Parenting a pet, no matter what kind, can be a frustrating and bewildering experience. Animals can’t tell you what they want and need (directly, at least), so we’re here to help you answer any questions you have about your favorite companion — whether they be furry, slimy, feathered, scaly or anything in between — with insight from the experts. This is “Basic Bitch,” an advice column for pet parents who just want the best for their best friend.
The Very Basic Concern
My dog loves to be near me, so I recently moved his bed from my bedroom to a spot right next to my desk, where I tend to spend most of my time (during the day, at least). He lives the good life and takes frequent naps while I work, and during those naps, I often catch him flailing his feet around and making quiet little wuffly barks (squee!), as if he were dreaming about chasing after a cat or running around the dog park. Of course, I have no idea what he actually dreams about, nor do I know if he even dreams at all, but I’m extremely curious.
Basically: What do animals dream about?
The Expert Advice
Zazie Todd, animal psychologist and author of Wag: The Science of Making Your Dog Happy: When we sleep, we go through a sleep cycle that includes both REM (rapid eye movement) and non-REM sleep. It’s during the REM phase that we have our most vivid dreams. If woken during this phase, people can often describe what they were dreaming about. Mammals and birds also experience REM sleep, so it seems very likely that they dream, too. The trouble is, we can’t ask them about it, so we don’t know for sure.
During REM sleep, although our eyes can move rapidly, other movements are suppressed, presumably to stop us from acting out our dreams and hurting ourselves. A French researcher named Michel Jouvet showed that paradoxical sleep (his term for REM sleep) has an important biological function: In one of his experiments with cats, he induced a lesion to the part of the brain responsible for this paralysis during REM sleep. Although the cats behaved normally when awake, during REM sleep, they did the kinds of things they do during waking, as if they were hallucinating. For example, they seemed to watch something as if stalking it, and seemed to get angry, as if fighting another cat.
This suggests that they were dreaming about their daily lives and the things they do. So we can guess that pet dogs and pet cats dream about their daily lives, including us, but we don’t really know.
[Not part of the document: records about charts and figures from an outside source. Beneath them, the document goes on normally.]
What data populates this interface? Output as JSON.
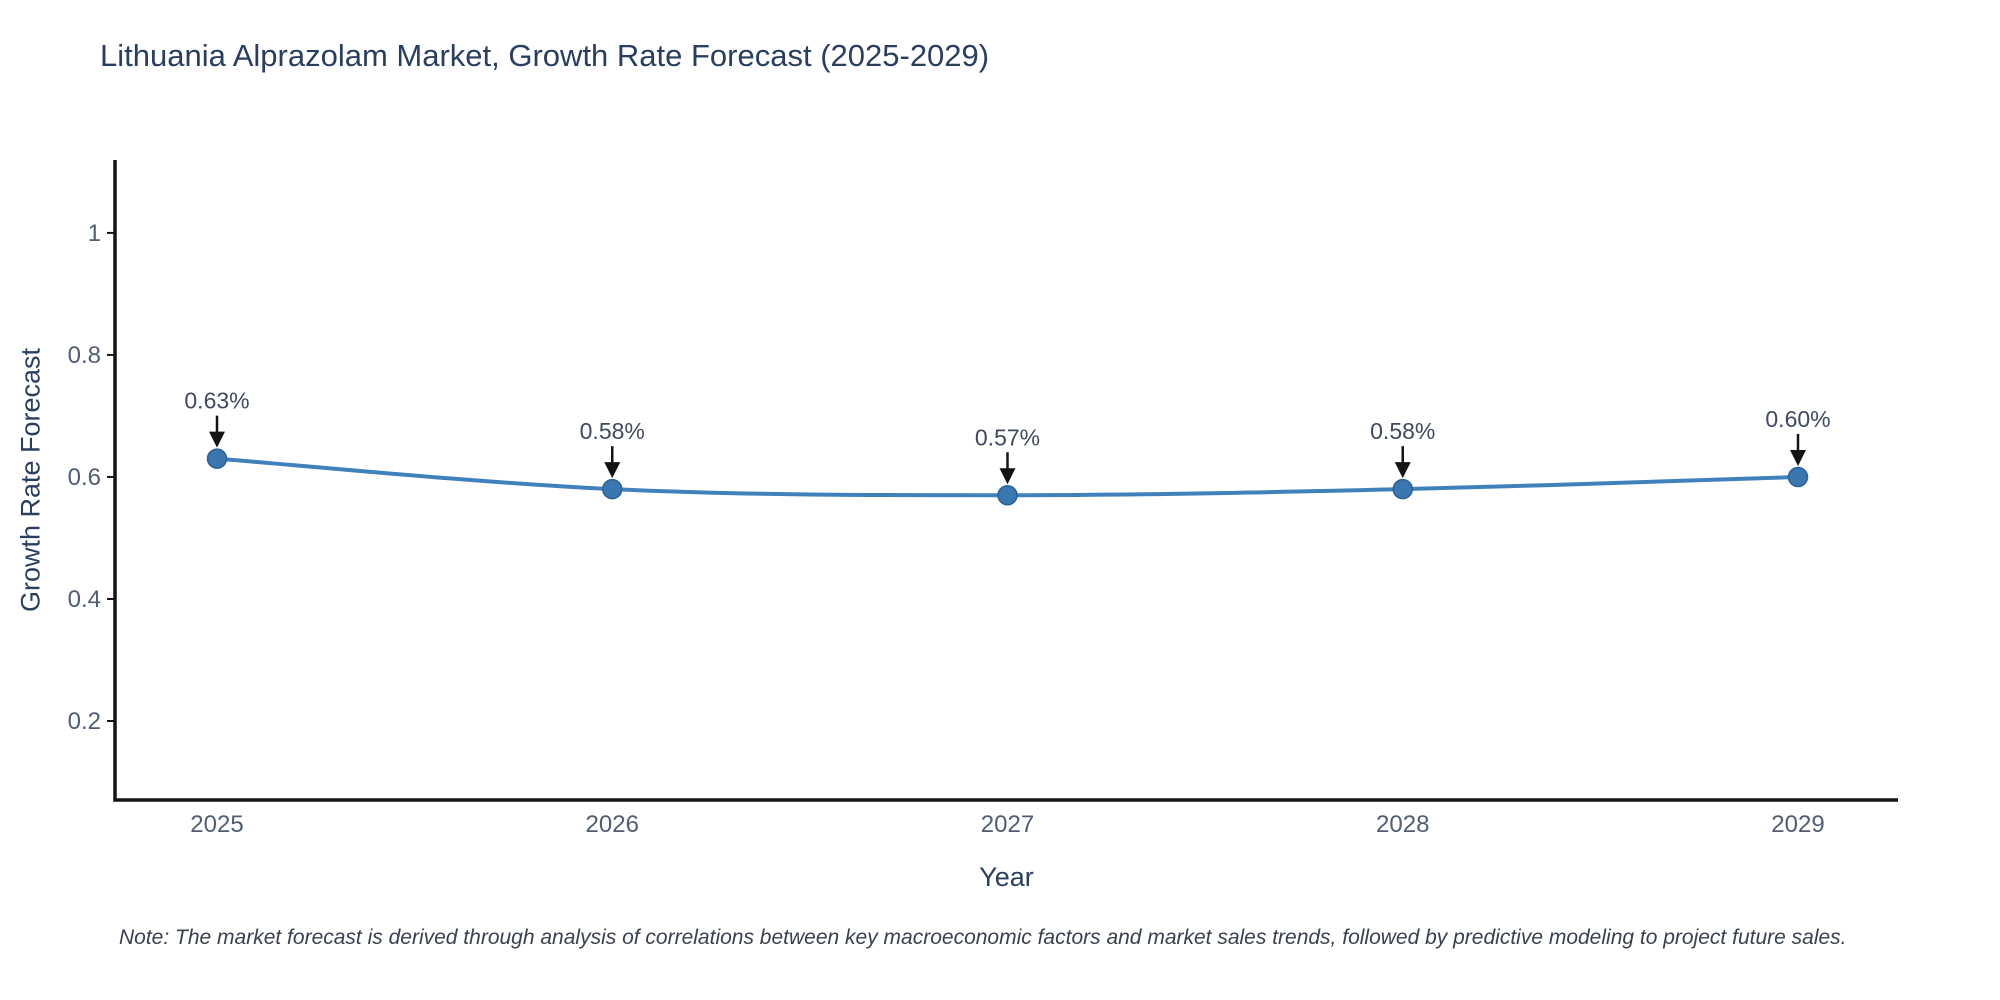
{
  "header": {
    "title": "Lithuania Alprazolam Market, Growth Rate Forecast (2025-2029)"
  },
  "note": {
    "text": "Note: The market forecast is derived through analysis of correlations between key macroeconomic factors and market sales trends, followed by predictive modeling to project future sales."
  },
  "chart_data": {
    "type": "line",
    "title": "Lithuania Alprazolam Market, Growth Rate Forecast (2025-2029)",
    "xlabel": "Year",
    "ylabel": "Growth Rate Forecast",
    "x": [
      2025,
      2026,
      2027,
      2028,
      2029
    ],
    "y": [
      0.63,
      0.58,
      0.57,
      0.58,
      0.6
    ],
    "point_labels": [
      "0.63%",
      "0.58%",
      "0.57%",
      "0.58%",
      "0.60%"
    ],
    "xtick_labels": [
      "2025",
      "2026",
      "2027",
      "2028",
      "2029"
    ],
    "yticks": [
      0.2,
      0.4,
      0.6,
      0.8,
      1
    ],
    "ytick_labels": [
      "0.2",
      "0.4",
      "0.6",
      "0.8",
      "1"
    ],
    "ylim": [
      0.0705,
      1.1195
    ],
    "grid": false,
    "legend": "none",
    "colors": {
      "line": "#4181bb",
      "marker_fill": "#3a76b0",
      "marker_edge": "#2c6195",
      "axis": "#141414",
      "tick_label": "#505d73",
      "annotation_text": "#3f4a5e",
      "arrow": "#141414",
      "title": "#2a3f5f"
    }
  }
}
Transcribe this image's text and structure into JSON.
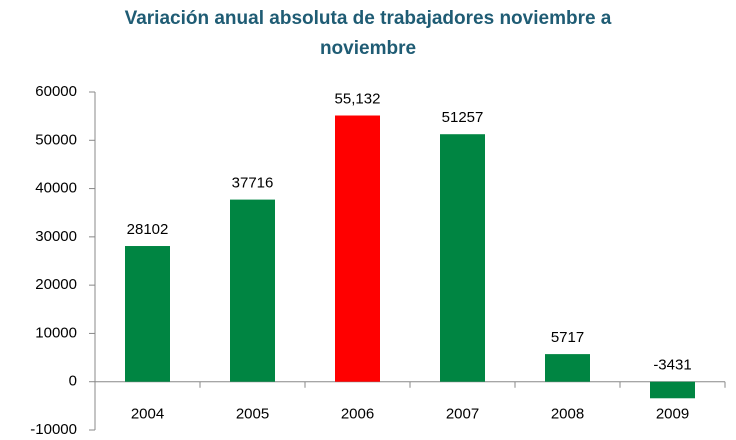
{
  "chart_data": {
    "type": "bar",
    "title": "Variación anual absoluta de trabajadores noviembre a noviembre",
    "categories": [
      "2004",
      "2005",
      "2006",
      "2007",
      "2008",
      "2009"
    ],
    "values": [
      28102,
      37716,
      55132,
      51257,
      5717,
      -3431
    ],
    "value_labels": [
      "28102",
      "37716",
      "55,132",
      "51257",
      "5717",
      "-3431"
    ],
    "colors": [
      "#008542",
      "#008542",
      "#ff0000",
      "#008542",
      "#008542",
      "#008542"
    ],
    "ylim": [
      -10000,
      60000
    ],
    "yticks": [
      -10000,
      0,
      10000,
      20000,
      30000,
      40000,
      50000,
      60000
    ],
    "grid": false
  }
}
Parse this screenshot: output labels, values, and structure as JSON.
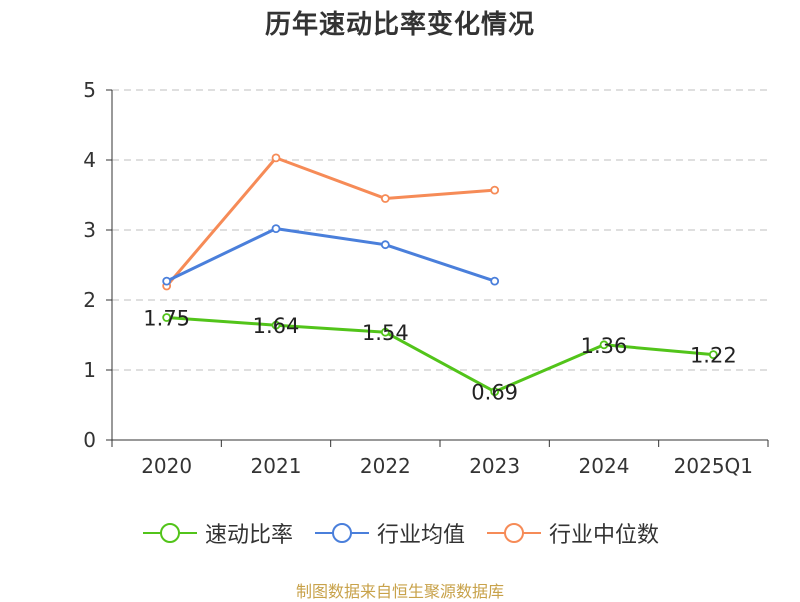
{
  "chart_data": {
    "type": "line",
    "title": "历年速动比率变化情况",
    "categories": [
      "2020",
      "2021",
      "2022",
      "2023",
      "2024",
      "2025Q1"
    ],
    "ylim": [
      0,
      5
    ],
    "yticks": [
      0,
      1,
      2,
      3,
      4,
      5
    ],
    "grid": true,
    "legend_position": "bottom",
    "series": [
      {
        "name": "速动比率",
        "color": "#52c41a",
        "values": [
          1.75,
          1.64,
          1.54,
          0.69,
          1.36,
          1.22
        ],
        "labels": true
      },
      {
        "name": "行业均值",
        "color": "#4a7fdb",
        "values": [
          2.27,
          3.02,
          2.79,
          2.27,
          null,
          null
        ],
        "labels": false
      },
      {
        "name": "行业中位数",
        "color": "#f68b57",
        "values": [
          2.2,
          4.03,
          3.45,
          3.57,
          null,
          null
        ],
        "labels": false
      }
    ]
  },
  "source": "制图数据来自恒生聚源数据库"
}
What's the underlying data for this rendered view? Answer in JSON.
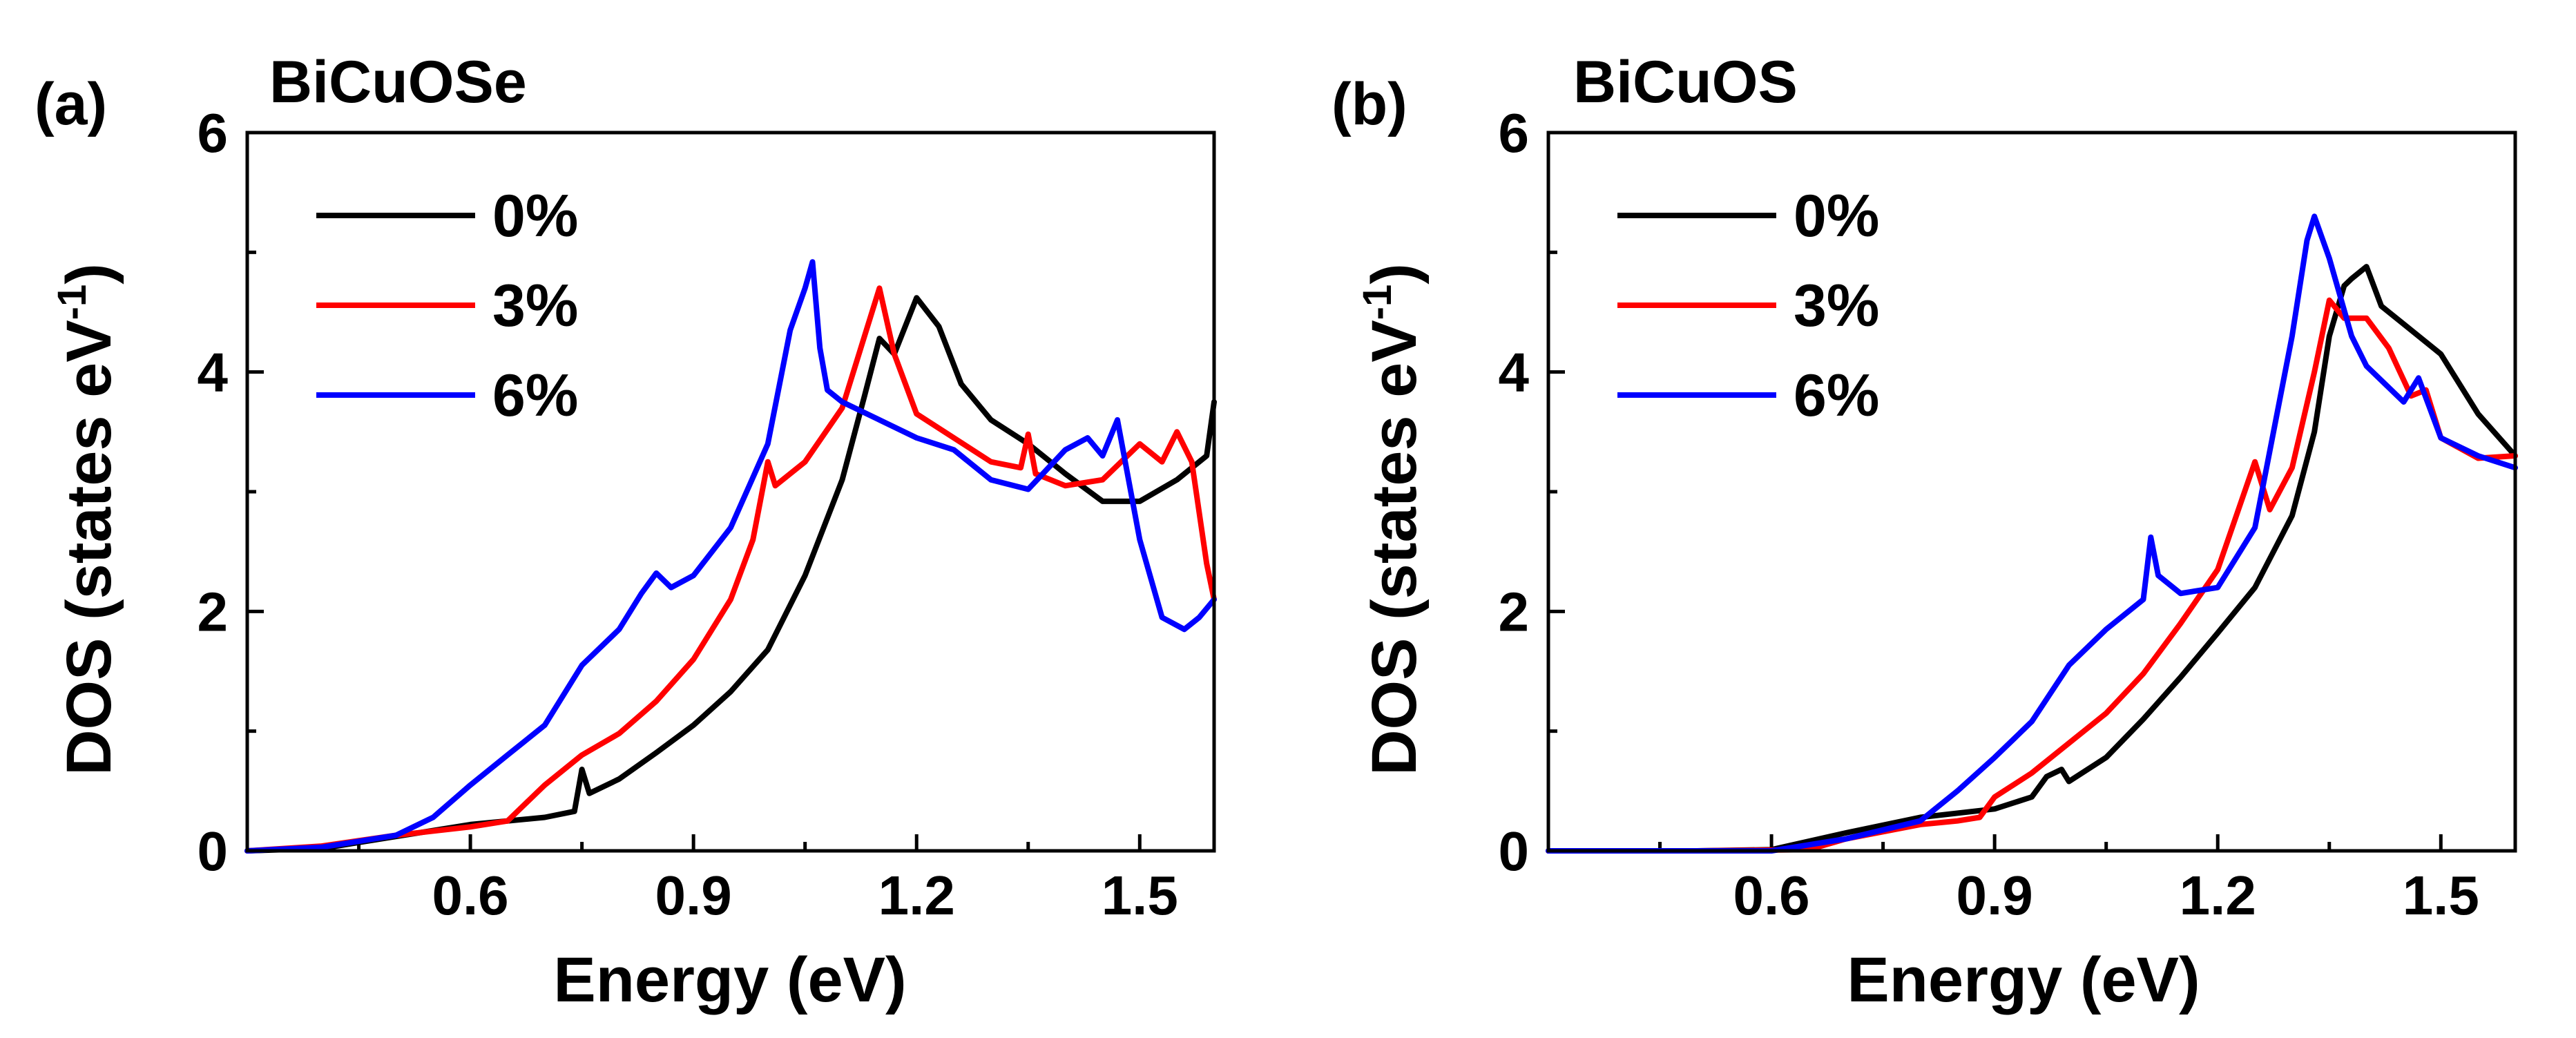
{
  "chart_data": [
    {
      "type": "line",
      "panel_label": "(a)",
      "title": "BiCuOSe",
      "xlabel": "Energy (eV)",
      "ylabel": "DOS (states eV",
      "ylabel_sup": "-1",
      "ylabel_close": ")",
      "xlim": [
        0.3,
        1.6
      ],
      "ylim": [
        0,
        6
      ],
      "xticks": [
        0.6,
        0.9,
        1.2,
        1.5
      ],
      "xtick_labels": [
        "0.6",
        "0.9",
        "1.2",
        "1.5"
      ],
      "yticks": [
        0,
        2,
        4,
        6
      ],
      "ytick_labels": [
        "0",
        "2",
        "4",
        "6"
      ],
      "legend_position": "top-left",
      "series": [
        {
          "name": "0%",
          "color": "#000000",
          "x": [
            0.3,
            0.4,
            0.5,
            0.6,
            0.7,
            0.74,
            0.75,
            0.76,
            0.8,
            0.85,
            0.9,
            0.95,
            1.0,
            1.05,
            1.1,
            1.13,
            1.15,
            1.17,
            1.2,
            1.23,
            1.26,
            1.3,
            1.35,
            1.4,
            1.45,
            1.5,
            1.55,
            1.59,
            1.6
          ],
          "y": [
            0,
            0.02,
            0.12,
            0.22,
            0.28,
            0.33,
            0.68,
            0.48,
            0.6,
            0.82,
            1.05,
            1.33,
            1.68,
            2.3,
            3.1,
            3.8,
            4.28,
            4.15,
            4.62,
            4.38,
            3.9,
            3.6,
            3.4,
            3.15,
            2.92,
            2.92,
            3.1,
            3.3,
            3.75
          ]
        },
        {
          "name": "3%",
          "color": "#ff0000",
          "x": [
            0.3,
            0.4,
            0.5,
            0.6,
            0.65,
            0.7,
            0.75,
            0.8,
            0.85,
            0.9,
            0.95,
            0.98,
            1.0,
            1.01,
            1.05,
            1.1,
            1.13,
            1.15,
            1.17,
            1.2,
            1.25,
            1.3,
            1.34,
            1.35,
            1.36,
            1.4,
            1.45,
            1.5,
            1.53,
            1.55,
            1.57,
            1.59,
            1.6
          ],
          "y": [
            0,
            0.04,
            0.13,
            0.2,
            0.25,
            0.55,
            0.8,
            0.98,
            1.25,
            1.6,
            2.1,
            2.6,
            3.25,
            3.05,
            3.25,
            3.7,
            4.3,
            4.7,
            4.15,
            3.65,
            3.45,
            3.25,
            3.2,
            3.48,
            3.15,
            3.05,
            3.1,
            3.4,
            3.25,
            3.5,
            3.25,
            2.4,
            2.1
          ]
        },
        {
          "name": "6%",
          "color": "#0000ff",
          "x": [
            0.3,
            0.4,
            0.5,
            0.55,
            0.6,
            0.65,
            0.7,
            0.75,
            0.8,
            0.83,
            0.85,
            0.87,
            0.9,
            0.95,
            1.0,
            1.03,
            1.05,
            1.06,
            1.07,
            1.08,
            1.1,
            1.15,
            1.2,
            1.25,
            1.3,
            1.35,
            1.4,
            1.43,
            1.45,
            1.47,
            1.5,
            1.53,
            1.56,
            1.58,
            1.6
          ],
          "y": [
            0,
            0.03,
            0.13,
            0.28,
            0.55,
            0.8,
            1.05,
            1.55,
            1.85,
            2.15,
            2.32,
            2.2,
            2.3,
            2.7,
            3.4,
            4.35,
            4.7,
            4.92,
            4.2,
            3.85,
            3.75,
            3.6,
            3.45,
            3.35,
            3.1,
            3.02,
            3.35,
            3.45,
            3.3,
            3.6,
            2.6,
            1.95,
            1.85,
            1.95,
            2.1
          ]
        }
      ]
    },
    {
      "type": "line",
      "panel_label": "(b)",
      "title": "BiCuOS",
      "xlabel": "Energy (eV)",
      "ylabel": "DOS (states eV",
      "ylabel_sup": "-1",
      "ylabel_close": ")",
      "xlim": [
        0.3,
        1.6
      ],
      "ylim": [
        0,
        6
      ],
      "xticks": [
        0.6,
        0.9,
        1.2,
        1.5
      ],
      "xtick_labels": [
        "0.6",
        "0.9",
        "1.2",
        "1.5"
      ],
      "yticks": [
        0,
        2,
        4,
        6
      ],
      "ytick_labels": [
        "0",
        "2",
        "4",
        "6"
      ],
      "legend_position": "top-left",
      "series": [
        {
          "name": "0%",
          "color": "#000000",
          "x": [
            0.3,
            0.5,
            0.6,
            0.7,
            0.8,
            0.9,
            0.95,
            0.97,
            0.99,
            1.0,
            1.05,
            1.1,
            1.15,
            1.2,
            1.25,
            1.3,
            1.33,
            1.35,
            1.37,
            1.38,
            1.4,
            1.42,
            1.45,
            1.5,
            1.55,
            1.6
          ],
          "y": [
            0,
            0,
            0.01,
            0.15,
            0.28,
            0.35,
            0.45,
            0.62,
            0.68,
            0.58,
            0.78,
            1.1,
            1.45,
            1.82,
            2.2,
            2.8,
            3.5,
            4.3,
            4.72,
            4.78,
            4.88,
            4.55,
            4.4,
            4.15,
            3.65,
            3.3
          ]
        },
        {
          "name": "3%",
          "color": "#ff0000",
          "x": [
            0.3,
            0.5,
            0.65,
            0.7,
            0.8,
            0.85,
            0.88,
            0.9,
            0.95,
            1.0,
            1.05,
            1.1,
            1.15,
            1.2,
            1.25,
            1.27,
            1.3,
            1.33,
            1.35,
            1.37,
            1.4,
            1.43,
            1.46,
            1.48,
            1.5,
            1.55,
            1.6
          ],
          "y": [
            0,
            0,
            0.01,
            0.1,
            0.22,
            0.25,
            0.28,
            0.45,
            0.65,
            0.9,
            1.15,
            1.48,
            1.9,
            2.35,
            3.25,
            2.85,
            3.2,
            4.0,
            4.6,
            4.45,
            4.45,
            4.2,
            3.8,
            3.85,
            3.45,
            3.28,
            3.3
          ]
        },
        {
          "name": "6%",
          "color": "#0000ff",
          "x": [
            0.3,
            0.5,
            0.6,
            0.65,
            0.7,
            0.8,
            0.85,
            0.9,
            0.95,
            1.0,
            1.05,
            1.1,
            1.11,
            1.12,
            1.15,
            1.2,
            1.25,
            1.3,
            1.32,
            1.33,
            1.35,
            1.38,
            1.4,
            1.45,
            1.47,
            1.5,
            1.55,
            1.6
          ],
          "y": [
            0,
            0,
            0,
            0.05,
            0.1,
            0.25,
            0.5,
            0.78,
            1.08,
            1.55,
            1.85,
            2.1,
            2.62,
            2.3,
            2.15,
            2.2,
            2.7,
            4.3,
            5.1,
            5.3,
            4.95,
            4.3,
            4.05,
            3.75,
            3.95,
            3.45,
            3.3,
            3.2
          ]
        }
      ]
    }
  ]
}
If you want to know when they’re dreaming, see if you notice any of the rapid eye movements that go with REM sleep.
There was a recent news item about an octopus named Heidi that changed color while sleeping, and the suggestion from biologist David Scheel was that perhaps this meant she was dreaming. The color changes are similar to those that happen when she’s catching and eating a crab whilst awake. I loved seeing the video, and I think it’s really fascinating, but again, it’s important to note that we don’t really know yet.
Mark Derr, dog expert and author of How the Dog Became the Dog, Dog’s Best Friend and A Dog’s History of America: My own notion is that it would be foolish not to say that animals dream, including dogs. How rich that dream life is, we don’t know. We don’t even know that much about our own dream lives.
We’ve all seen dogs running in their dreams — they hunt in their dreams, I would imagine. Some of them might be getting a good hump in, too. Dreaming is a way to consolidate experience, and certainly dogs are consolidating their experiences, unless they’re the poor unfortunates who are kept in a cage all day. Then the dog doesn’t have any emotional life to draw on to have many dreams, I would think, or if they did, they wouldn’t be very pleasant ones.
If you have cats, you’ve experienced them trying to nurse, no doubt. They might be asleep, but they’ll be kneading your body with their paws and sucking on a sheet or a T-shirt or something. That has to be a dream. What else could it be? It’s a dream of being nurtured.
Marc Bekoff, professor emeritus of ecology and evolutionary biology at the University of Colorado, Boulder, and author of more than 1,000 essays on animal behavior, including his book Canine Confidential: Why Dogs Do What They Do: There’s no reason to think that dogs and other nonhumans don’t dream about a lot of different things. Like rats, they might dream of what they did in the recent past, or they could possibly anticipate future scenarios. Some people might find this to be outlandish, but it’s best to keep an open mind, because they have the brains to do these sorts of things, and it’s highly unlikely that dreaming is solely a human capacity.